The average household with credit card balances now owes $7,879, a surging trend indicating that consumers are reverting to pre-recession debt levels of more than five years ago.

Surging U.S. Credit Card Debt Nears ‘Tipping Point’, Report Says

Surging U.S. Credit Card Debt Nears ‘Tipping Point’, Report Says

The average household with credit card balances now owes $7,879, a surging trend indicating that consumers are reverting to pre-recession debt levels of more than five years ago, according to new research from CardHub.com.

Average debts in 2015 hit levels not seen since the Great Recession, CardHub found.
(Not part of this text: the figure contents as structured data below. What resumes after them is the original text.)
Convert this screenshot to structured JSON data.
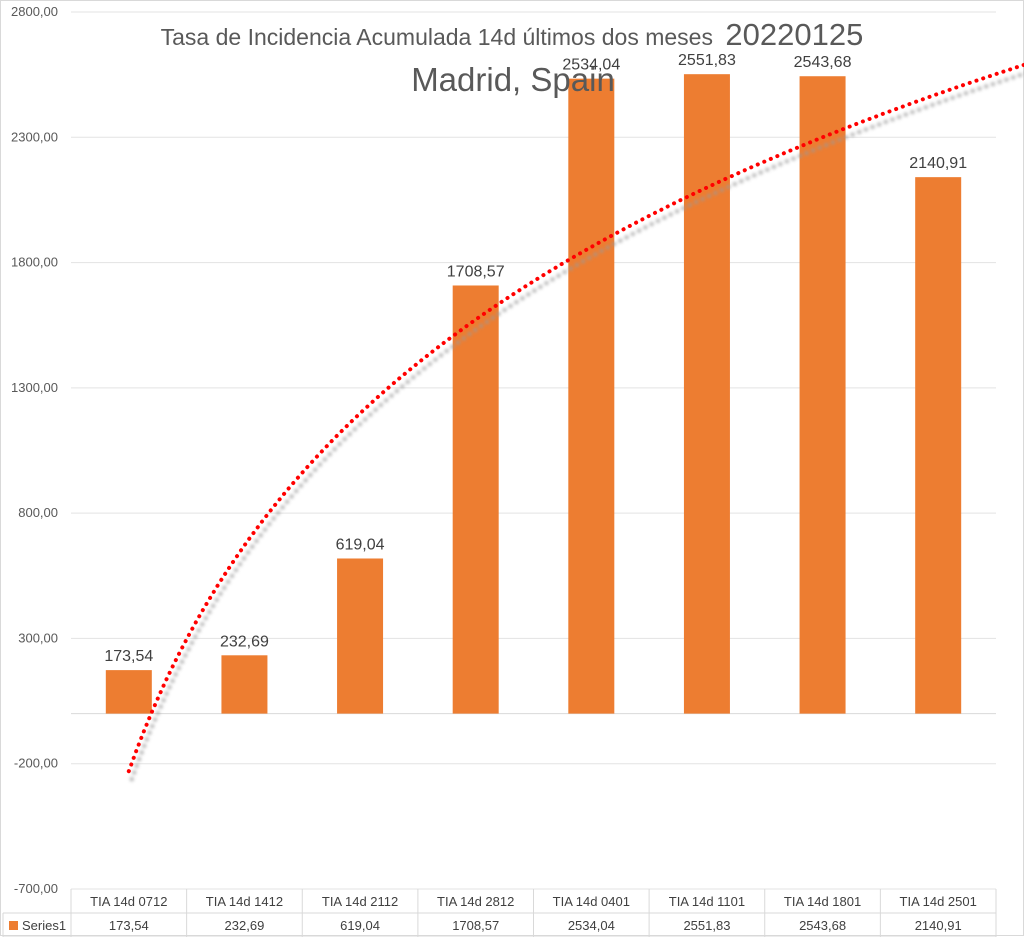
{
  "chart_data": {
    "type": "bar",
    "title_main": "Tasa de Incidencia Acumulada 14d últimos dos meses",
    "title_date": "20220125",
    "subtitle": "Madrid, Spain",
    "categories": [
      "TIA 14d 0712",
      "TIA 14d 1412",
      "TIA 14d 2112",
      "TIA 14d 2812",
      "TIA 14d 0401",
      "TIA 14d 1101",
      "TIA 14d 1801",
      "TIA 14d 2501"
    ],
    "series": [
      {
        "name": "Series1",
        "values": [
          173.54,
          232.69,
          619.04,
          1708.57,
          2534.04,
          2551.83,
          2543.68,
          2140.91
        ],
        "labels": [
          "173,54",
          "232,69",
          "619,04",
          "1708,57",
          "2534,04",
          "2551,83",
          "2543,68",
          "2140,91"
        ],
        "color": "#ed7d31"
      }
    ],
    "ylim": [
      -700,
      2800
    ],
    "yticks": [
      2800,
      2300,
      1800,
      1300,
      800,
      300,
      -200,
      -700
    ],
    "ytick_labels": [
      "2800,00",
      "2300,00",
      "1800,00",
      "1300,00",
      "800,00",
      "300,00",
      "-200,00",
      "-700,00"
    ],
    "trendline": {
      "type": "logarithmic",
      "style": "dotted",
      "color": "#ff0000",
      "start_value": -230,
      "end_value": 2590
    },
    "grid": true,
    "data_table": true,
    "legend": "data-table"
  }
}
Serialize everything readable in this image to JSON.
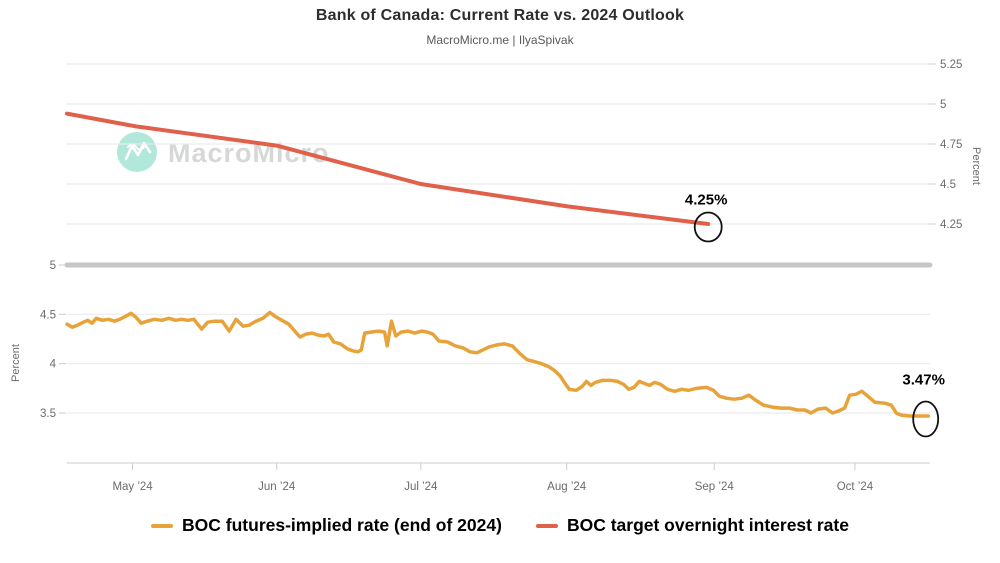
{
  "header": {
    "title": "Bank of Canada: Current Rate vs. 2024 Outlook",
    "subtitle": "MacroMicro.me | IlyaSpivak"
  },
  "watermark": {
    "text": "MacroMicro"
  },
  "colors": {
    "futures_line": "#e7a33a",
    "target_line": "#e0604a",
    "grid": "#ececec",
    "grid_emphasis": "#c6c6c6",
    "axis_line": "#d6d6d6",
    "tick_mark": "#cccccc",
    "axis_text": "#6b6b6b",
    "annotation_text": "#000000",
    "annotation_circle": "#111111",
    "watermark_circle": "#ade7d9",
    "watermark_text": "#d3d6d5"
  },
  "legend": {
    "items": [
      {
        "label": "BOC futures-implied rate (end of 2024)",
        "color": "#e7a33a"
      },
      {
        "label": "BOC target overnight interest rate",
        "color": "#e0604a"
      }
    ]
  },
  "chart_data": {
    "type": "line",
    "x_ticks": [
      {
        "label": "May ’24",
        "t": 0.076
      },
      {
        "label": "Jun ’24",
        "t": 0.243
      },
      {
        "label": "Jul ’24",
        "t": 0.41
      },
      {
        "label": "Aug ’24",
        "t": 0.579
      },
      {
        "label": "Sep ’24",
        "t": 0.75
      },
      {
        "label": "Oct ’24",
        "t": 0.913
      }
    ],
    "panels": [
      {
        "name": "target-rate-panel",
        "axis_side": "right",
        "ylabel": "Percent",
        "yticks": [
          {
            "label": "5.25",
            "value": 5.25
          },
          {
            "label": "5",
            "value": 5.0
          },
          {
            "label": "4.75",
            "value": 4.75
          },
          {
            "label": "4.5",
            "value": 4.5
          },
          {
            "label": "4.25",
            "value": 4.25
          }
        ],
        "series": {
          "name": "BOC target overnight interest rate",
          "color": "#e0604a",
          "points": [
            [
              0.0,
              4.94
            ],
            [
              0.08,
              4.86
            ],
            [
              0.243,
              4.74
            ],
            [
              0.41,
              4.5
            ],
            [
              0.58,
              4.36
            ],
            [
              0.743,
              4.25
            ]
          ]
        },
        "annotation": {
          "label": "4.25%",
          "t": 0.743,
          "value": 4.25
        }
      },
      {
        "name": "futures-rate-panel",
        "axis_side": "left",
        "ylabel": "Percent",
        "yticks": [
          {
            "label": "5",
            "value": 5.0,
            "emphasis": true
          },
          {
            "label": "4.5",
            "value": 4.5
          },
          {
            "label": "4",
            "value": 4.0
          },
          {
            "label": "3.5",
            "value": 3.5
          }
        ],
        "series": {
          "name": "BOC futures-implied rate (end of 2024)",
          "color": "#e7a33a",
          "points": [
            [
              0.0,
              4.4
            ],
            [
              0.006,
              4.37
            ],
            [
              0.012,
              4.39
            ],
            [
              0.019,
              4.42
            ],
            [
              0.024,
              4.44
            ],
            [
              0.029,
              4.41
            ],
            [
              0.034,
              4.46
            ],
            [
              0.041,
              4.44
            ],
            [
              0.048,
              4.45
            ],
            [
              0.055,
              4.43
            ],
            [
              0.061,
              4.45
            ],
            [
              0.068,
              4.48
            ],
            [
              0.074,
              4.51
            ],
            [
              0.08,
              4.47
            ],
            [
              0.086,
              4.41
            ],
            [
              0.093,
              4.43
            ],
            [
              0.101,
              4.45
            ],
            [
              0.11,
              4.44
            ],
            [
              0.118,
              4.46
            ],
            [
              0.126,
              4.44
            ],
            [
              0.133,
              4.45
            ],
            [
              0.14,
              4.44
            ],
            [
              0.147,
              4.45
            ],
            [
              0.156,
              4.35
            ],
            [
              0.163,
              4.42
            ],
            [
              0.171,
              4.43
            ],
            [
              0.18,
              4.43
            ],
            [
              0.188,
              4.33
            ],
            [
              0.196,
              4.45
            ],
            [
              0.204,
              4.38
            ],
            [
              0.211,
              4.39
            ],
            [
              0.219,
              4.43
            ],
            [
              0.227,
              4.46
            ],
            [
              0.235,
              4.52
            ],
            [
              0.241,
              4.48
            ],
            [
              0.249,
              4.44
            ],
            [
              0.257,
              4.4
            ],
            [
              0.264,
              4.33
            ],
            [
              0.27,
              4.27
            ],
            [
              0.277,
              4.3
            ],
            [
              0.284,
              4.31
            ],
            [
              0.291,
              4.29
            ],
            [
              0.298,
              4.28
            ],
            [
              0.303,
              4.3
            ],
            [
              0.309,
              4.22
            ],
            [
              0.317,
              4.2
            ],
            [
              0.325,
              4.15
            ],
            [
              0.331,
              4.13
            ],
            [
              0.337,
              4.12
            ],
            [
              0.341,
              4.14
            ],
            [
              0.345,
              4.31
            ],
            [
              0.352,
              4.32
            ],
            [
              0.361,
              4.33
            ],
            [
              0.368,
              4.32
            ],
            [
              0.371,
              4.18
            ],
            [
              0.376,
              4.43
            ],
            [
              0.381,
              4.28
            ],
            [
              0.387,
              4.32
            ],
            [
              0.395,
              4.33
            ],
            [
              0.403,
              4.31
            ],
            [
              0.411,
              4.33
            ],
            [
              0.418,
              4.32
            ],
            [
              0.424,
              4.3
            ],
            [
              0.431,
              4.23
            ],
            [
              0.441,
              4.22
            ],
            [
              0.45,
              4.18
            ],
            [
              0.459,
              4.16
            ],
            [
              0.467,
              4.12
            ],
            [
              0.475,
              4.11
            ],
            [
              0.482,
              4.14
            ],
            [
              0.489,
              4.17
            ],
            [
              0.498,
              4.19
            ],
            [
              0.507,
              4.2
            ],
            [
              0.516,
              4.18
            ],
            [
              0.525,
              4.1
            ],
            [
              0.533,
              4.04
            ],
            [
              0.542,
              4.02
            ],
            [
              0.55,
              4.0
            ],
            [
              0.558,
              3.97
            ],
            [
              0.565,
              3.93
            ],
            [
              0.571,
              3.88
            ],
            [
              0.577,
              3.8
            ],
            [
              0.582,
              3.74
            ],
            [
              0.59,
              3.73
            ],
            [
              0.597,
              3.77
            ],
            [
              0.602,
              3.82
            ],
            [
              0.607,
              3.78
            ],
            [
              0.612,
              3.81
            ],
            [
              0.62,
              3.83
            ],
            [
              0.63,
              3.83
            ],
            [
              0.638,
              3.82
            ],
            [
              0.645,
              3.79
            ],
            [
              0.651,
              3.74
            ],
            [
              0.657,
              3.76
            ],
            [
              0.663,
              3.82
            ],
            [
              0.669,
              3.8
            ],
            [
              0.675,
              3.78
            ],
            [
              0.681,
              3.81
            ],
            [
              0.688,
              3.79
            ],
            [
              0.696,
              3.74
            ],
            [
              0.704,
              3.72
            ],
            [
              0.712,
              3.74
            ],
            [
              0.72,
              3.73
            ],
            [
              0.73,
              3.75
            ],
            [
              0.741,
              3.76
            ],
            [
              0.749,
              3.73
            ],
            [
              0.756,
              3.67
            ],
            [
              0.764,
              3.65
            ],
            [
              0.773,
              3.64
            ],
            [
              0.782,
              3.65
            ],
            [
              0.79,
              3.68
            ],
            [
              0.798,
              3.63
            ],
            [
              0.807,
              3.58
            ],
            [
              0.817,
              3.56
            ],
            [
              0.827,
              3.55
            ],
            [
              0.837,
              3.55
            ],
            [
              0.846,
              3.53
            ],
            [
              0.855,
              3.53
            ],
            [
              0.862,
              3.5
            ],
            [
              0.87,
              3.54
            ],
            [
              0.879,
              3.55
            ],
            [
              0.887,
              3.5
            ],
            [
              0.894,
              3.52
            ],
            [
              0.901,
              3.55
            ],
            [
              0.907,
              3.68
            ],
            [
              0.914,
              3.69
            ],
            [
              0.921,
              3.72
            ],
            [
              0.928,
              3.67
            ],
            [
              0.936,
              3.61
            ],
            [
              0.947,
              3.6
            ],
            [
              0.955,
              3.58
            ],
            [
              0.961,
              3.5
            ],
            [
              0.966,
              3.48
            ],
            [
              0.976,
              3.47
            ],
            [
              0.998,
              3.47
            ]
          ]
        },
        "annotation": {
          "label": "3.47%",
          "t": 0.995,
          "value": 3.47
        }
      }
    ]
  }
}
That $7,879 level is about $500 below the “tipping point” that CardHub says is unsustainable.

The $52.4 billion in new credit card debt that U.S. consumers added to their debt tab in the fourth quarter of 2015 is the largest fourth-quarter buildup since the Great Recession – 42 percent higher than the post-recession average for the fourth quarter of the year (2009-2014), CardHub says.

“With 8 of the past 10 quarters reflecting year-over-year regression in consumer performance, evidence is mounting to support the notion that credit card users are reverting to pre-downturn bad habits,” Odysseas Papadimitriou, CEO of CardHub, wrote in the report.
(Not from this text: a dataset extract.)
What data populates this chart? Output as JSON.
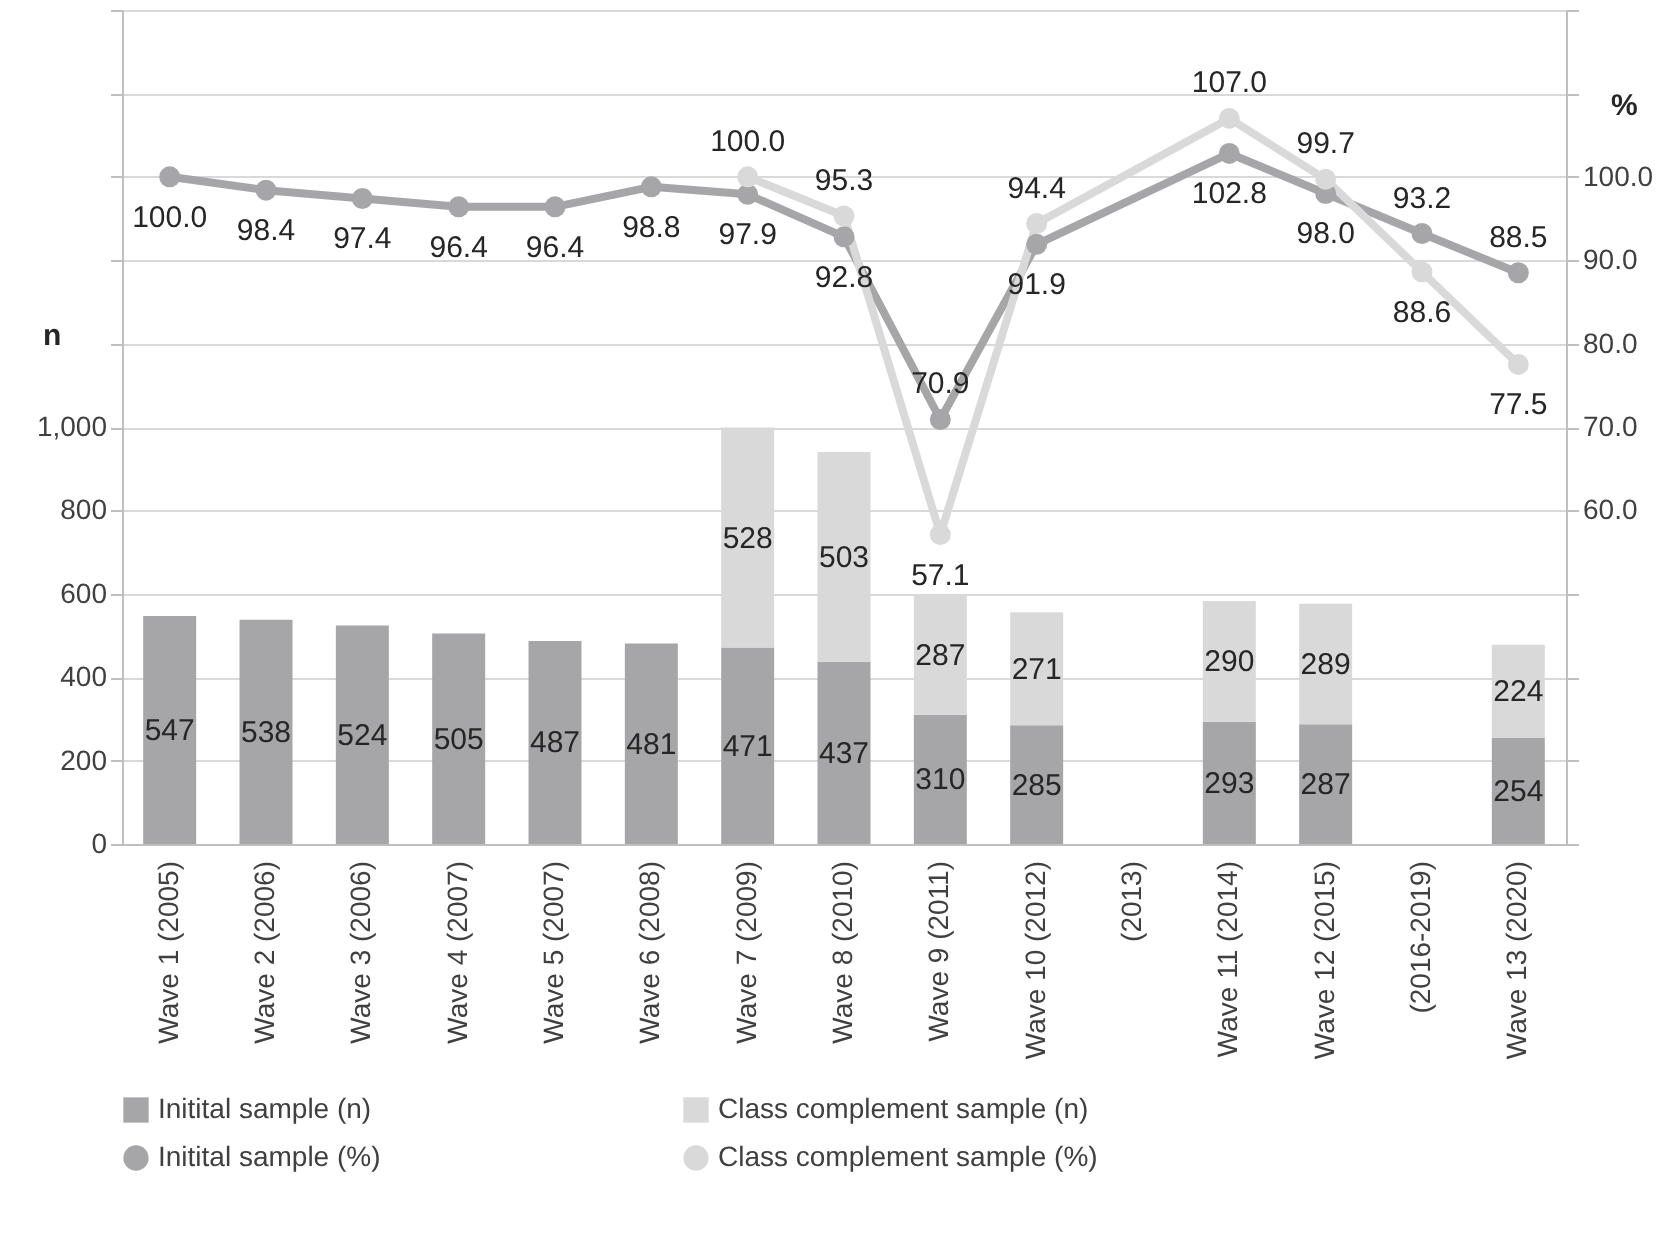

America’s outstanding credit card debt surpassed projections for 2015, climbing to $917.7 billion, up from a forecast of $900 billion, CardHub said.

If there is a bright side, it’s this: Consumers are generally current on their debts, with delinquencies still relatively low.

“While credit card debt levels are trending significantly upward, charge-off rates remain near historical lows and are, in fact, down on a year-over-year basis,” Papadimitriou wrote. “Something clearly has to give, and it does not seem to be our spending habits.”